As college students across the country rush to finish their final papers, the Pentagon is preparing to turn in its final report on the Total Information Awareness project in hopes of getting a passing grade from Congress.

More than a college transcript is at stake for the program, however. Its continued existence likely will turn on the report's reception.

The report, which is due Tuesday, must outline the project's privacy implications and detail the scope of the system intended to catch terrorists by combing through Americans' travel records and credit card purchases.

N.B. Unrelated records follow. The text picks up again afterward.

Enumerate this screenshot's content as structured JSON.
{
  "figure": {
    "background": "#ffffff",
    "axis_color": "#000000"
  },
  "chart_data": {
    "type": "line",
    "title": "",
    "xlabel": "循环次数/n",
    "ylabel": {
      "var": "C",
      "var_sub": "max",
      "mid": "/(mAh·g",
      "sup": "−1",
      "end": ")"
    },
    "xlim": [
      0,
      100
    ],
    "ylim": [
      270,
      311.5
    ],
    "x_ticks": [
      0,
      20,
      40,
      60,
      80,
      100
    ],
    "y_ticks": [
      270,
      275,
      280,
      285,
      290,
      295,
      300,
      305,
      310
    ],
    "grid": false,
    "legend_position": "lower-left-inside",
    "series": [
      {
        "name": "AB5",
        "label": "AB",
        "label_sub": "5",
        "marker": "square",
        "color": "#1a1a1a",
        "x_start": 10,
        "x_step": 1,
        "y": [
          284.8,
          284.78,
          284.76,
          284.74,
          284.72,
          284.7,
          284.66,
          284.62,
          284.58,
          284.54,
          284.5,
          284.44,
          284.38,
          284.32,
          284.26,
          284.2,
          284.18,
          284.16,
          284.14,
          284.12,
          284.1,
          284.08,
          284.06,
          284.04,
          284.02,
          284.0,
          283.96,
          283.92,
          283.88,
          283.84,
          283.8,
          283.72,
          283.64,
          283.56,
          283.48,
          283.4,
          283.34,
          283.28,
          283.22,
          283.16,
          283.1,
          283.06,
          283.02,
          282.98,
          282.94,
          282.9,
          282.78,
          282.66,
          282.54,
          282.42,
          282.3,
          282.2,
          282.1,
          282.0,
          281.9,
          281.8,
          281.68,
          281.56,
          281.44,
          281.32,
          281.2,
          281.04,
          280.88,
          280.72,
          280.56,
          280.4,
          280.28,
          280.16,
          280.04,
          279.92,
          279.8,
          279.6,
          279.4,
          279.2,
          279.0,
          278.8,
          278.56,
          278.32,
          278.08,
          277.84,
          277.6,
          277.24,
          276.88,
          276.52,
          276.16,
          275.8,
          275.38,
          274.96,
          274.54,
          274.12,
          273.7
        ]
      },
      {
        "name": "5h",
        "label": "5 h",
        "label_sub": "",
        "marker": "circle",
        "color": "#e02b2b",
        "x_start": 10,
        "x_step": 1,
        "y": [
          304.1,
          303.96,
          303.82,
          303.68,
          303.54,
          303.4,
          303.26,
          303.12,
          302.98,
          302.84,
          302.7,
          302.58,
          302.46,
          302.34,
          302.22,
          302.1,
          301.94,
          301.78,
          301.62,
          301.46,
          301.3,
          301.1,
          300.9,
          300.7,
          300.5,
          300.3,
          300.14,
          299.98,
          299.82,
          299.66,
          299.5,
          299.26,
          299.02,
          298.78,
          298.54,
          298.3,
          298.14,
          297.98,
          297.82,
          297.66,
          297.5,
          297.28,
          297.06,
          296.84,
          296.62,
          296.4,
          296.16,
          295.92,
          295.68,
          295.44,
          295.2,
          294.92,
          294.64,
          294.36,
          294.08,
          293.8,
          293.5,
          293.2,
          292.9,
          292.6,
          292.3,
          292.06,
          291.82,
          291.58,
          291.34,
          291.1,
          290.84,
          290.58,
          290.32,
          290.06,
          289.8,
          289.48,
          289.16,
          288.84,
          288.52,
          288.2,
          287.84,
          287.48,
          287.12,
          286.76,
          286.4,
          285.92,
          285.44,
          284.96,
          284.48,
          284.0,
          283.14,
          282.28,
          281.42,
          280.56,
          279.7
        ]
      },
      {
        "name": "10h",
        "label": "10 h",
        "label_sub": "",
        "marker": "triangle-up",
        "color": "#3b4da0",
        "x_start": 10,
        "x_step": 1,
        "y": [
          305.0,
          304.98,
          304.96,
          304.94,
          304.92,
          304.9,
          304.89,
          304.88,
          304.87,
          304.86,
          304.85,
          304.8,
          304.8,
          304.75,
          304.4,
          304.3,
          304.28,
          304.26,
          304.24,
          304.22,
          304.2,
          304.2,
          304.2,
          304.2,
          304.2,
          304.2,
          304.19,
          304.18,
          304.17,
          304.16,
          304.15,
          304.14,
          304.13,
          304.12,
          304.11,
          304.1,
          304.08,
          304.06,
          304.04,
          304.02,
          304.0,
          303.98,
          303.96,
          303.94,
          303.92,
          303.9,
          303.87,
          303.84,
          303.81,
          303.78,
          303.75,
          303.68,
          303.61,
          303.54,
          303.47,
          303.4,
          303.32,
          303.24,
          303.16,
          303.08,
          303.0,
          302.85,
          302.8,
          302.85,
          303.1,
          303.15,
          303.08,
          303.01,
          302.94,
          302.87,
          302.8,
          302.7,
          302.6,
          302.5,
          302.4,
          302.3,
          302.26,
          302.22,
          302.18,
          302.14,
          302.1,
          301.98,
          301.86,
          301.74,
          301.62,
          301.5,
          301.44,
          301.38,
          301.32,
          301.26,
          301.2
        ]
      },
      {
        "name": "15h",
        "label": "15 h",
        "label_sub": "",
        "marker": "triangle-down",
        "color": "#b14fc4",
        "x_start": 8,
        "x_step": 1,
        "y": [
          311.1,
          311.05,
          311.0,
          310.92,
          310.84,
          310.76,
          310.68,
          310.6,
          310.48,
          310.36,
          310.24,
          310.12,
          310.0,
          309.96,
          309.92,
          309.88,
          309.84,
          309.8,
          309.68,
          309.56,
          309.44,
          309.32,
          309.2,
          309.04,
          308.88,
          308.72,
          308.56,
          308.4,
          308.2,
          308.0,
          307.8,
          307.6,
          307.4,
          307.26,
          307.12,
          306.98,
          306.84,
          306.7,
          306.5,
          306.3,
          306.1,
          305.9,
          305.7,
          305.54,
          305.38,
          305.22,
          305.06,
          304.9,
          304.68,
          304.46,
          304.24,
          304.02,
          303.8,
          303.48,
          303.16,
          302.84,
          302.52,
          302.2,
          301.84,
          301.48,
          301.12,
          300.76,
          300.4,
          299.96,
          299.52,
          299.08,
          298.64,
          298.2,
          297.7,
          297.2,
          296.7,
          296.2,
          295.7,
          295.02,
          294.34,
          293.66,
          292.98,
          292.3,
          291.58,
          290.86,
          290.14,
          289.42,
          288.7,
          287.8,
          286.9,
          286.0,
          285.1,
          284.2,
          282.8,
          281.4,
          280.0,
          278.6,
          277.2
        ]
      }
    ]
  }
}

In January, the Senate unanimously approved a spending bill amendment which ordered the Pentagon, the CIA and the Justice Department to report on the project to Congress. Failure to do so would cost the program its future funding.

The amendment, introduced by Sen. Ron Wyden (D-Ore.), survived House-Senate negotiations. President Bush signed the bill Feb. 20, making Tuesday the report's deadline.

Wyden warned the Senate on March 13 not to attempt to undo the oversight requirements.

"The TIA technology will give the federal government the capability to operate the most massive domestic surveillance program in the history of our country," putting the financial, medical and other details of Americans' private lives in the hands of tens of thousands of bureaucrats, he said. "The American people have the right to know if the federal government intends to deploy this technology against them, when it will do so and how, and Congress should preserve its oversight over the program."